Two months later, sheriff’s deputies in Parker County seized the weapon while executing a search warrant at a house near Azle. But because the serial number wasn’t in a crime database, they didn’t know to whom it belonged. They put it in a property room, where Fowler — a history buff — found it this month and renewed a search for the rightful owner.
Shortly after the attack on Pearl Harbor, James L. Morris — born in Palestine, reared in Maypearl — dropped out of the Texas Tech University engineering program and enlisted in the Army. The Army sent him to officer candidate school in Virginia.
There he met Velma Cashatt, a girl from Harrison, Neb., who had gone to Washington, D.C., to work for the government during the war.
They married before he shipped out with the 82nd Engineer Combat Battalion, which landed at Omaha Beach two weeks after D-Day. Morris served as the battalion’s executive officer and later its commanding officer as the unit fought through France and Germany in 1944 and ’45, including the Battle of the Bulge.
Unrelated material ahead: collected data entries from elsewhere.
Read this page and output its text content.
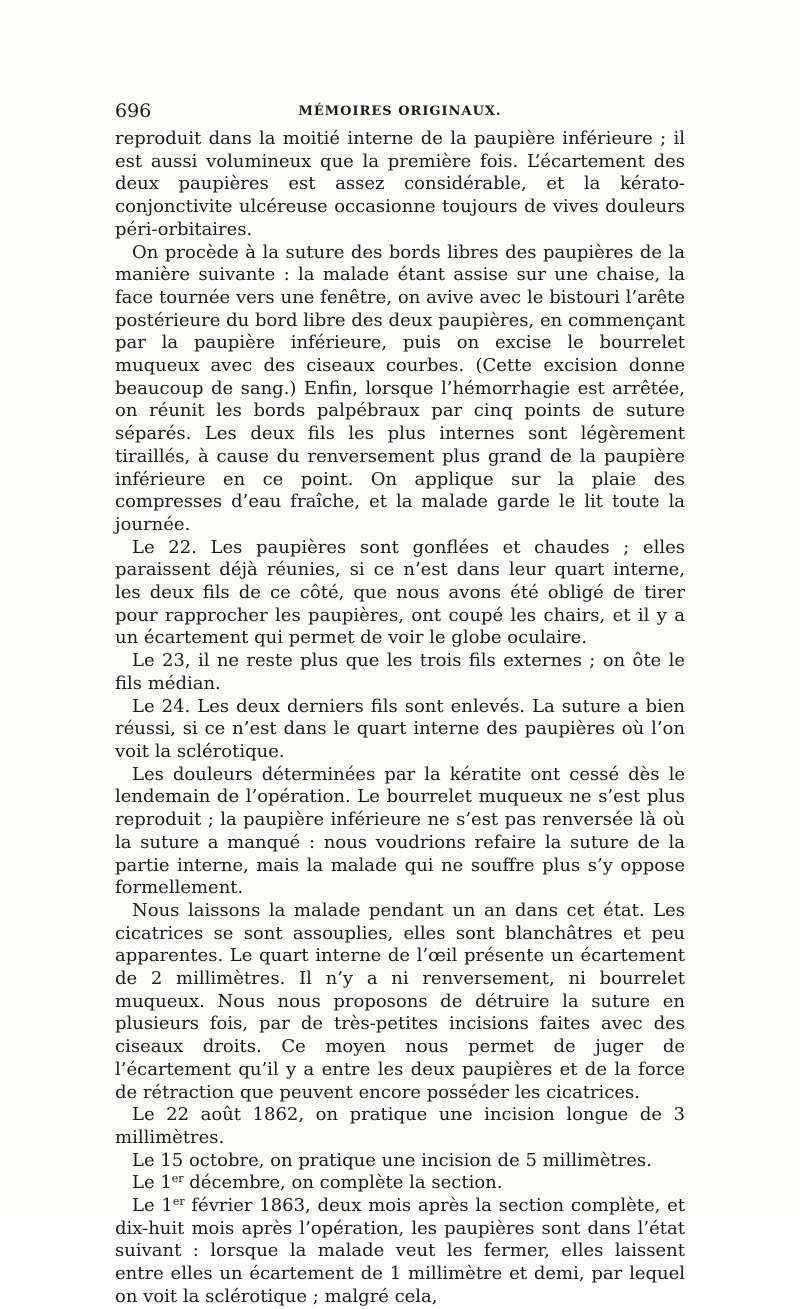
696	MÉMOIRES ORIGINAUX.

reproduit dans la moitié interne de la paupière inférieure ; il est aussi volumineux que la première fois. L’écartement des deux paupières est assez considérable, et la kérato-conjonctivite ulcéreuse occasionne toujours de vives douleurs péri-orbitaires.

On procède à la suture des bords libres des paupières de la manière suivante : la malade étant assise sur une chaise, la face tournée vers une fenêtre, on avive avec le bistouri l’arête postérieure du bord libre des deux paupières, en commençant par la paupière inférieure, puis on excise le bourrelet muqueux avec des ciseaux courbes. (Cette excision donne beaucoup de sang.) Enfin, lorsque l’hémorrhagie est arrêtée, on réunit les bords palpébraux par cinq points de suture séparés. Les deux fils les plus internes sont légèrement tiraillés, à cause du renversement plus grand de la paupière inférieure en ce point. On applique sur la plaie des compresses d’eau fraîche, et la malade garde le lit toute la journée.

Le 22. Les paupières sont gonflées et chaudes ; elles paraissent déjà réunies, si ce n’est dans leur quart interne, les deux fils de ce côté, que nous avons été obligé de tirer pour rapprocher les paupières, ont coupé les chairs, et il y a un écartement qui permet de voir le globe oculaire.

Le 23, il ne reste plus que les trois fils externes ; on ôte le fils médian.

Le 24. Les deux derniers fils sont enlevés. La suture a bien réussi, si ce n’est dans le quart interne des paupières où l’on voit la sclérotique.

Les douleurs déterminées par la kératite ont cessé dès le lendemain de l’opération. Le bourrelet muqueux ne s’est plus reproduit ; la paupière inférieure ne s’est pas renversée là où la suture a manqué : nous voudrions refaire la suture de la partie interne, mais la malade qui ne souffre plus s’y oppose formellement.

Nous laissons la malade pendant un an dans cet état. Les cicatrices se sont assouplies, elles sont blanchâtres et peu apparentes. Le quart interne de l’œil présente un écartement de 2 millimètres. Il n’y a ni renversement, ni bourrelet muqueux. Nous nous proposons de détruire la suture en plusieurs fois, par de très-petites incisions faites avec des ciseaux droits. Ce moyen nous permet de juger de l’écartement qu’il y a entre les deux paupières et de la force de rétraction que peuvent encore posséder les cicatrices.

Le 22 août 1862, on pratique une incision longue de 3 millimètres.

Le 15 octobre, on pratique une incision de 5 millimètres.

Le 1er décembre, on complète la section.

Le 1er février 1863, deux mois après la section complète, et dix-huit mois après l’opération, les paupières sont dans l’état suivant : lorsque la malade veut les fermer, elles laissent entre elles un écartement de 1 millimètre et demi, par lequel on voit la sclérotique ; malgré cela,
“He got to see a lot of the horrors of that time,” his son said.
The custom, plexiglass hand grips came from the windshield of a crashed German bomber.
“His men took that windshield out and made those grips for his weapon,” Jim Morris said. “They really admired him.”
His father died last September at the age of 89. His mother died in 2005.
About 10 years before his father died, Jim Morris, a retired Navy chief petty officer, asked him for the gun. After losing it for nine months, he plans to drive to Weatherford on Tuesday to retrieve it and thank Fowler.
“I never thought I would see it again,” he said. “My son will get it when I pass away.”
Fowler, for his part, isn’t quite done with the case.
“I expect I’ll be filing charges of possession of stolen property on the guy who had it,” he said.